3. A vacuum chamber turntable according to claim 2, wherein,

The rotary shaft comprises a first section and a second section, the first section is coaxially arranged on the inner side of the fixed seat and connected with the hollow rotary platform, magnetic fluid is arranged between the first section and the fixed seat, a first opening is formed in the bottom wall of the semiconductor thin film deposition device, and the second section penetrates through the first opening and then is connected with the carrying platform.

4. A vacuum chamber turntable according to claim 3, wherein,

The second section of the rotating shaft penetrates through the first opening and then is connected with the bottom center key of the carrying platform, and the fixing seat is mounted on the outer side wall of the semiconductor thin film deposition device in a sealing mode.

5. A turntable in a vacuum chamber according to any one of claims 1 to 4,

Still include the mounting bracket, mounting bracket fixed mounting in the vacuum chamber outside of semiconductor thin film deposition equipment, hollow rotary platform install in the mounting bracket is kept away from semiconductor thin film deposition equipment's one end.

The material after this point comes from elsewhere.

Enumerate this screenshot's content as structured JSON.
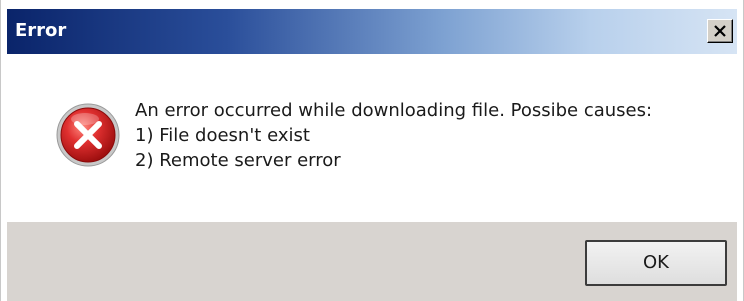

6. The turntable in a vacuum chamber according to claim 5, wherein,

The fixing seat of the magnetic fluid transmission shaft is relatively positioned inside the mounting frame, and a plurality of notches are formed in the side wall of the mounting frame at intervals.

7. The turntable in a vacuum chamber according to claim 5, wherein,

The hollow rotary platform comprises a motor, a first gear, a second gear and a rolling bearing, wherein the motor drives the first gear to rotate, the first gear is in transmission connection with the second gear, and the rolling bearing is connected with the second gear and the rotating shaft of the magnetic fluid transmission shaft.

8. The turntable in a vacuum chamber according to claim 7, wherein,

And one end, far away from the carrier, of the rotating shaft of the magnetic fluid transmission shaft is also provided with a shaft sleeve, and the shaft sleeve is connected with the end part of the rotating shaft and the rolling bearing.

9. The turntable in a vacuum chamber according to claim 1, wherein,

The carrying platform circumference is still equipped with a plurality of standing grooves at intervals, be suitable for in the standing groove and place the magazine that deposits the material.

10. The turntable in a vacuum chamber according to claim 5, wherein,

And a position sensor is arranged in the mounting frame and used for sensing the rotating position of the carrying platform.